Orchard Street Makeover Stars Truffle Popcorn, Art, Condo
For years, the ground floor at 60 Orchard Street housed a hosiery store, one of numerous small retail and wholesale businesses lining the Lower East Side stretch between East Houston and Division streets.
Now 60 Orchard is the site of a nine-story residential building where a full-floor condo recently sold for $1.4 million.
Occupying its ground floor and basement is Poppington Art, a multidisciplinary space run by former hip-hop entrepreneur Damon Dash. Cartoonish paintings by rapper Victor “Kool A.D.” Vazquez hang in the gallery; downstairs graphic designers work on T-shirts and labels for jazz CDs and motor oil.
Orchard Street’s easy accommodation of boutiques, trendy restaurants and art galleries is at the heart of the Lower East Side transformation.
“This used to be a discount area,” said Samuel Gluck, 59, whose family’s Global International Men’s Clothiers has been at 62 Orchard Street since 1968. “Now it’s changed. Young people arrive from all over the world. The street has a European touch.”
Pop Karma offers a “shot” of gluten-free, white-truffle-cheddar-flavored popcorn for $2.25. Bloomberg restaurant critic Ryan Sutton ranked Danny Bowien’s Mission Chinese the top eatery of 2012, praising its sizzling, affordable menu.
The vegan-owned Moo Shoes sells cruelty-free footwear and $38 T-shirts with the words “Only Kale Can Save Us Now.” At Christine Chin, a 90-minute microdermabrasion session starts at $180 and facials at $120.
Since 2008, Orchard Street has become the main art artery on the Lower East Side, with at least 25 galleries, including Miguel Abreu, On Stellar Rays and Rachel Uffner. Untitled gallery is celebrating the area’s cultural heritage with a summer group show titled “Jew York.”
The street traces its name to an orchard that was part of the 340-acre estate of New York State Lieutenant Governor James De Lancey in the mid-1700s, according to “Gotham: A History of New York City to 1898.” “Orchard Street was cut through the governor’s fine stand of fruit trees,” wrote authors Edwin G. Burrows and Mike Wallace.
The estate was confiscated after the Revolutionary War, said David Favaloro, director of curatorial affairs at the Tenement Museum, also on Orchard Street.
The museum’s current exhibition, “Shop Life,” traces the transformation of the street through various businesses that had occupied one of the museum’s several buildings, 97 Orchard Street: a German saloon, a kosher butcher and an undergarments seller.

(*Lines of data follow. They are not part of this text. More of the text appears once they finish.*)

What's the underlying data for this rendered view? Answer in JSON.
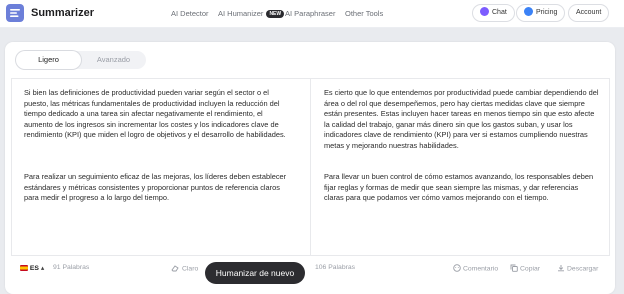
{
  "brand": {
    "name": "Summarizer"
  },
  "nav": {
    "ai_detector": "AI Detector",
    "ai_humanizer": "AI Humanizer",
    "ai_humanizer_badge": "NEW",
    "ai_paraphraser": "AI Paraphraser",
    "other_tools": "Other Tools"
  },
  "actions": {
    "chat": "Chat",
    "pricing": "Pricing",
    "account": "Account"
  },
  "colors": {
    "logo": "#6c7fd9",
    "chat_dot": "#7c5cff",
    "pricing_dot": "#3b82f6",
    "button": "#2c2c30"
  },
  "modes": {
    "light": "Ligero",
    "advanced": "Avanzado"
  },
  "input": {
    "paragraphs": [
      "Si bien las definiciones de productividad pueden variar según el sector o el puesto, las métricas fundamentales de productividad incluyen la reducción del tiempo dedicado a una tarea sin afectar negativamente el rendimiento, el aumento de los ingresos sin incrementar los costes y los indicadores clave de rendimiento (KPI) que miden el logro de objetivos y el desarrollo de habilidades.",
      "Para realizar un seguimiento eficaz de las mejoras, los líderes deben establecer estándares y métricas consistentes y proporcionar puntos de referencia claros para medir el progreso a lo largo del tiempo."
    ],
    "language": "ES",
    "word_count": "91 Palabras",
    "clear": "Claro"
  },
  "humanize_button": "Humanizar de nuevo",
  "output": {
    "paragraphs": [
      "Es cierto que lo que entendemos por productividad puede cambiar dependiendo del área o del rol que desempeñemos, pero hay ciertas medidas clave que siempre están presentes. Estas incluyen hacer tareas en menos tiempo sin que esto afecte la calidad del trabajo, ganar más dinero sin que los gastos suban, y usar los indicadores clave de rendimiento (KPI) para ver si estamos cumpliendo nuestras metas y mejorando nuestras habilidades.",
      "Para llevar un buen control de cómo estamos avanzando, los responsables deben fijar reglas y formas de medir que sean siempre las mismas, y dar referencias claras para que podamos ver cómo vamos mejorando con el tiempo."
    ],
    "word_count": "106 Palabras",
    "comment": "Comentario",
    "copy": "Copiar",
    "download": "Descargar"
  }
}
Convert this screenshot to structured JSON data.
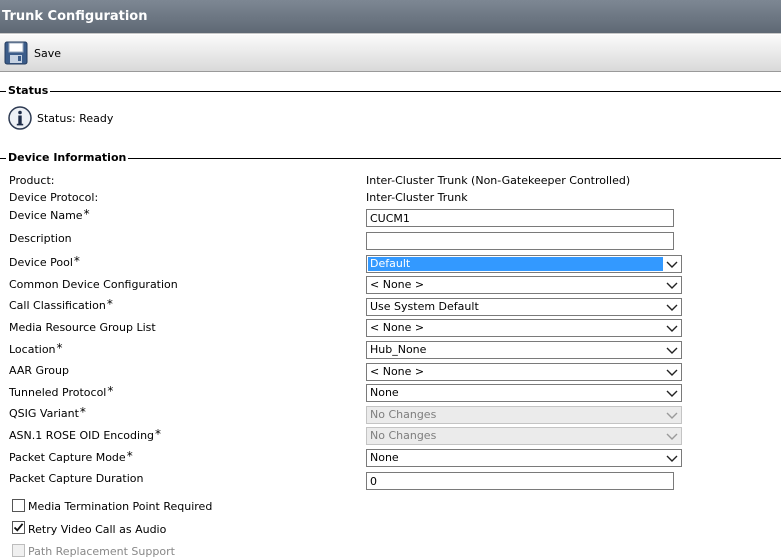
{
  "header": {
    "title": "Trunk Configuration"
  },
  "toolbar": {
    "save_label": "Save",
    "save_icon": "floppy-disk-icon"
  },
  "status": {
    "section_title": "Status",
    "text": "Status: Ready",
    "icon": "info-icon"
  },
  "device": {
    "section_title": "Device Information",
    "product_label": "Product:",
    "product_value": "Inter-Cluster Trunk (Non-Gatekeeper Controlled)",
    "protocol_label": "Device Protocol:",
    "protocol_value": "Inter-Cluster Trunk",
    "device_name_label": "Device Name",
    "device_name_value": "CUCM1",
    "description_label": "Description",
    "description_value": "",
    "device_pool_label": "Device Pool",
    "device_pool_value": "Default",
    "common_device_config_label": "Common Device Configuration",
    "common_device_config_value": "< None >",
    "call_classification_label": "Call Classification",
    "call_classification_value": "Use System Default",
    "mrgl_label": "Media Resource Group List",
    "mrgl_value": "< None >",
    "location_label": "Location",
    "location_value": "Hub_None",
    "aar_group_label": "AAR Group",
    "aar_group_value": "< None >",
    "tunneled_protocol_label": "Tunneled Protocol",
    "tunneled_protocol_value": "None",
    "qsig_variant_label": "QSIG Variant",
    "qsig_variant_value": "No Changes",
    "asn_rose_label": "ASN.1 ROSE OID Encoding",
    "asn_rose_value": "No Changes",
    "packet_capture_mode_label": "Packet Capture Mode",
    "packet_capture_mode_value": "None",
    "packet_capture_duration_label": "Packet Capture Duration",
    "packet_capture_duration_value": "0",
    "required_marker": "*"
  },
  "checkboxes": [
    {
      "label": "Media Termination Point Required",
      "checked": false,
      "disabled": false
    },
    {
      "label": "Retry Video Call as Audio",
      "checked": true,
      "disabled": false
    },
    {
      "label": "Path Replacement Support",
      "checked": false,
      "disabled": true
    }
  ],
  "colors": {
    "title_bar": "#6b7582",
    "selection_highlight": "#3399ff",
    "toolbar_bg": "#e6e6e6"
  }
}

“It has been shaped by generations of newcomers, starting in the mid-19th century until the end of World War II,” Favaloro said. “During the first part of the 20th century, this area of the Lower East Side was the most populated place in the entire world. The residential density is compared to today in Mumbai.”
In the postwar period, the street became known as the discount district. A rare exception to the state’s blue laws, Orchard Street’s Jewish merchants kept their doors open while other retailers were closed.
“It was the only place where you could go shopping on Sunday,” said Sion Misrahi, a real estate broker who started out at his father’s leather goods store on Orchard Street in the early 1960s. “All the merchants were Jewish. The street was closed on Saturdays for Shabbat and open on Sundays. The police never bothered them.”
The stores between Delancey and Canal streets were wholesalers, Misrahi said, while retailers occupied the three-block stretch north of Delancey.
“My father would cross Delancey, buy leather wholesale, and then sell it at retail prices at his store,” he said.
“People used to stay in line to buy here,” said Gluck, of Global International Men’s Clothiers. “Ten people go out, ten people come in. It was crazy.”
By the early 1990s, many of the street’s ground-floor spaces between Houston and Rivington were vacant, Misrahi said. He approached the owners with a plan to “merchandise the street,” he said. “The first thing we did was to bring the bars. The bars brought in the hipsters, the hipsters brought the clothing stores and the service businesses followed.”
These days, the rates for ground-floor spaces range from $80 to $125 a square foot, Misrahi said, up from $50 a square foot in the early 1990s.
For some businesses, the street is becoming too expensive. There’s a “For Rent” sign in the window of Bridge Gallery. One of the first galleries on the street, it has occupied the storefront at 98 Orchard Street for the past seven years.
“My rent is going to double,” said gallery owner Marilyn Garber. “I am looking for a new home.”